Mernda Convenience Centre sells for $13.1m
EXCLUSIVE
A consortium with experience developing properties anchored by fuel and fast food tenants has sold Mernda Convenience Centre for $13.1 million.
James Hunt, Brett Tooley and Jim Lamb only completed construction of the facility this year.
The asset includes 1409 Plenty Road, Mernda, a 3404 sqm block with a service station tenanted to Caltex for 15 years, Subway for seven and returning annual net rent of $467,800.
It adjoins a Hungry Jacks restaurant, on a 2323 sqm site, 1407 Plenty Road, at the north west corner of Lombardy Drive and with a crossover at Veneto Way.
The fast food retailer also picks up the outgoings on its lease, which expires in 12 years.
Both land holdings are zoned Development Zone Schedule 1.
Site near corner Australia’s two biggest supermarkets warred in 2014
Mernda Convenience Centre is opposite a new McDonalds which is next door to a recently completed Bunnings outlet.
It is also near the Bridge Inn Road intersection – where six years ago Coles was taking legal action against Woolworths trying to block it from constructing a supermarket at the north west corner (which it did get built, last year).
Woolworths controlled a 26.4 hectare site at the south east corner – also opposite Mernda Convenience Centre – for which it paid about $28 million in 2010.

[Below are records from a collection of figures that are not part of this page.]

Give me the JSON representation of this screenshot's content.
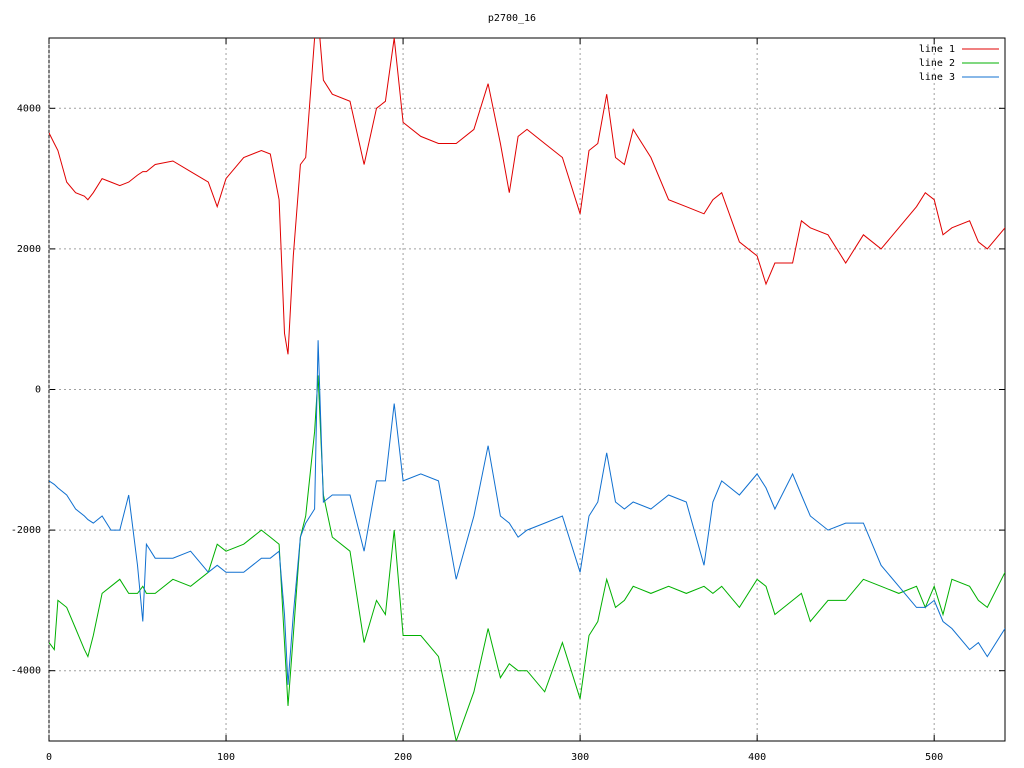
{
  "chart_data": {
    "type": "line",
    "title": "p2700_16",
    "x": [
      0,
      3,
      5,
      10,
      15,
      20,
      22,
      25,
      30,
      35,
      40,
      45,
      50,
      53,
      55,
      60,
      70,
      80,
      90,
      95,
      100,
      110,
      120,
      125,
      130,
      133,
      135,
      138,
      142,
      145,
      150,
      152,
      155,
      160,
      170,
      178,
      185,
      190,
      195,
      200,
      210,
      220,
      230,
      240,
      248,
      255,
      260,
      265,
      270,
      280,
      290,
      300,
      305,
      310,
      315,
      320,
      325,
      330,
      340,
      350,
      360,
      370,
      375,
      380,
      390,
      400,
      405,
      410,
      420,
      425,
      430,
      440,
      450,
      460,
      470,
      480,
      490,
      495,
      500,
      505,
      510,
      520,
      525,
      530,
      540
    ],
    "series": [
      {
        "name": "line 1",
        "color": "#e00000",
        "values": [
          3650,
          3500,
          3400,
          2950,
          2800,
          2750,
          2700,
          2800,
          3000,
          2950,
          2900,
          2950,
          3050,
          3100,
          3100,
          3200,
          3250,
          3100,
          2950,
          2600,
          3000,
          3300,
          3400,
          3350,
          2700,
          800,
          500,
          1900,
          3200,
          3300,
          5000,
          5300,
          4400,
          4200,
          4100,
          3200,
          4000,
          4100,
          5000,
          3800,
          3600,
          3500,
          3500,
          3700,
          4350,
          3500,
          2800,
          3600,
          3700,
          3500,
          3300,
          2500,
          3400,
          3500,
          4200,
          3300,
          3200,
          3700,
          3300,
          2700,
          2600,
          2500,
          2700,
          2800,
          2100,
          1900,
          1500,
          1800,
          1800,
          2400,
          2300,
          2200,
          1800,
          2200,
          2000,
          2300,
          2600,
          2800,
          2700,
          2200,
          2300,
          2400,
          2100,
          2000,
          2300
        ]
      },
      {
        "name": "line 2",
        "color": "#00b000",
        "values": [
          -3600,
          -3700,
          -3000,
          -3100,
          -3400,
          -3700,
          -3800,
          -3500,
          -2900,
          -2800,
          -2700,
          -2900,
          -2900,
          -2800,
          -2900,
          -2900,
          -2700,
          -2800,
          -2600,
          -2200,
          -2300,
          -2200,
          -2000,
          -2100,
          -2200,
          -3600,
          -4500,
          -3500,
          -2100,
          -1800,
          -600,
          200,
          -1500,
          -2100,
          -2300,
          -3600,
          -3000,
          -3200,
          -2000,
          -3500,
          -3500,
          -3800,
          -5000,
          -4300,
          -3400,
          -4100,
          -3900,
          -4000,
          -4000,
          -4300,
          -3600,
          -4400,
          -3500,
          -3300,
          -2700,
          -3100,
          -3000,
          -2800,
          -2900,
          -2800,
          -2900,
          -2800,
          -2900,
          -2800,
          -3100,
          -2700,
          -2800,
          -3200,
          -3000,
          -2900,
          -3300,
          -3000,
          -3000,
          -2700,
          -2800,
          -2900,
          -2800,
          -3100,
          -2800,
          -3200,
          -2700,
          -2800,
          -3000,
          -3100,
          -2600
        ]
      },
      {
        "name": "line 3",
        "color": "#1070d0",
        "values": [
          -1300,
          -1350,
          -1400,
          -1500,
          -1700,
          -1800,
          -1850,
          -1900,
          -1800,
          -2000,
          -2000,
          -1500,
          -2500,
          -3300,
          -2200,
          -2400,
          -2400,
          -2300,
          -2600,
          -2500,
          -2600,
          -2600,
          -2400,
          -2400,
          -2300,
          -3200,
          -4200,
          -3200,
          -2100,
          -1900,
          -1700,
          700,
          -1600,
          -1500,
          -1500,
          -2300,
          -1300,
          -1300,
          -200,
          -1300,
          -1200,
          -1300,
          -2700,
          -1800,
          -800,
          -1800,
          -1900,
          -2100,
          -2000,
          -1900,
          -1800,
          -2600,
          -1800,
          -1600,
          -900,
          -1600,
          -1700,
          -1600,
          -1700,
          -1500,
          -1600,
          -2500,
          -1600,
          -1300,
          -1500,
          -1200,
          -1400,
          -1700,
          -1200,
          -1500,
          -1800,
          -2000,
          -1900,
          -1900,
          -2500,
          -2800,
          -3100,
          -3100,
          -3000,
          -3300,
          -3400,
          -3700,
          -3600,
          -3800,
          -3400
        ]
      }
    ],
    "xlim": [
      0,
      540
    ],
    "xticks": [
      0,
      100,
      200,
      300,
      400,
      500
    ],
    "ylim": [
      -5000,
      5000
    ],
    "yticks": [
      -4000,
      -2000,
      0,
      2000,
      4000
    ],
    "grid": true,
    "legend": "top-right"
  }
}
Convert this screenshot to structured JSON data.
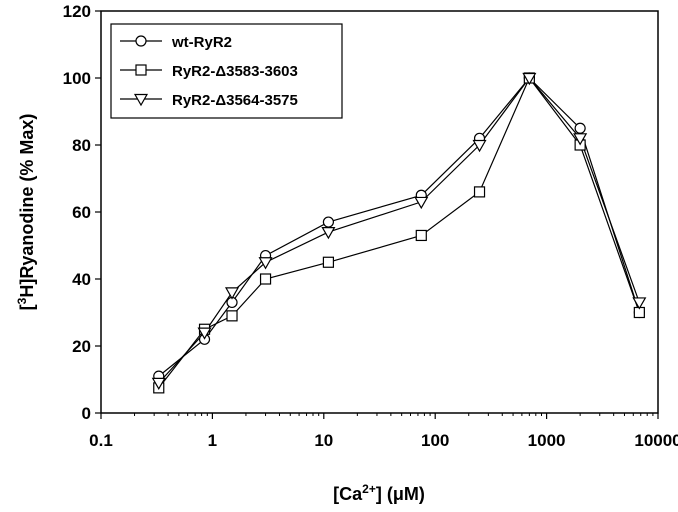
{
  "chart_data": {
    "type": "line",
    "xscale": "log",
    "xlim": [
      0.1,
      10000
    ],
    "ylim": [
      0,
      120
    ],
    "x_ticks": [
      "0.1",
      "1",
      "10",
      "100",
      "1000",
      "10000"
    ],
    "y_ticks": [
      "0",
      "20",
      "40",
      "60",
      "80",
      "100",
      "120"
    ],
    "xlabel": {
      "pre": "[Ca",
      "sup": "2+",
      "post": "] (μM)"
    },
    "ylabel": {
      "pre": "[",
      "sup": "3",
      "post": "H]Ryanodine (% Max)"
    },
    "legend_position": "top-left",
    "series": [
      {
        "name": "wt-RyR2",
        "marker": "circle",
        "x": [
          0.33,
          0.85,
          1.5,
          3.0,
          11,
          75,
          250,
          700,
          2000,
          6800
        ],
        "y": [
          11,
          22,
          33,
          47,
          57,
          65,
          82,
          100,
          85,
          30
        ]
      },
      {
        "name": "RyR2-Δ3583-3603",
        "marker": "square",
        "x": [
          0.33,
          0.85,
          1.5,
          3.0,
          11,
          75,
          250,
          700,
          2000,
          6800
        ],
        "y": [
          7.5,
          25,
          29,
          40,
          45,
          53,
          66,
          100,
          80,
          30
        ]
      },
      {
        "name": "RyR2-Δ3564-3575",
        "marker": "triangle-down",
        "x": [
          0.33,
          0.85,
          1.5,
          3.0,
          11,
          75,
          250,
          700,
          2000,
          6800
        ],
        "y": [
          9,
          24,
          36,
          45,
          54,
          63,
          80,
          100,
          82,
          33
        ]
      }
    ]
  }
}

The supermarket giant never developed its parcel, instead, last January, selling it for $51.5 million to Land Capital permit-ready to become Mernda Town Centre, a mixed-use village with a retail component, part of which it will occupy.
About 27 kilometres north east of Melbourne’s CBD, farmland in Mernda has been making way for housing estates increasingly since about 2000.
Its retail catchment includes neighbouring and fast-growing suburbs like Doreen and Wollert.
In 2018, Mernda train station opened – extending the South Morang line by eight kilometres.
Deal sealed at 4.8 per cent yield after 14 offers were received
JLL’s senior director, Retail Investments, Stuart Taylor, and director, Tom Noonan, marketed 1407-1409 Plenty Road, Mernda.
The deal, they said, reflects a 4.8 per cent yield.
The incoming owner will be able to claim substantial depreciation benefits over coming years.
Factoring in the Hungry Jacks lease, and measured by income, the asset’s WALE (weighted average lease expiry) is a long 13.1 years.
Fourteen offers came in for the asset which was marketed via an expressions of interest campaign closing on March 12.
That was above the vendor’s expectation, Mr Taylor said, “demonstrating the level of demand for commercial property assets which are considered defensive in the current environment”.
Mr Noonan added that assets with long-term leases to essential service or non-discretionary businesses are being sought at the moment.
In the sub-$20 million price point – where private investors, syndicates and trusts compete – “investors continue to look to direct property as a safe-haven”, Mr Taylor said.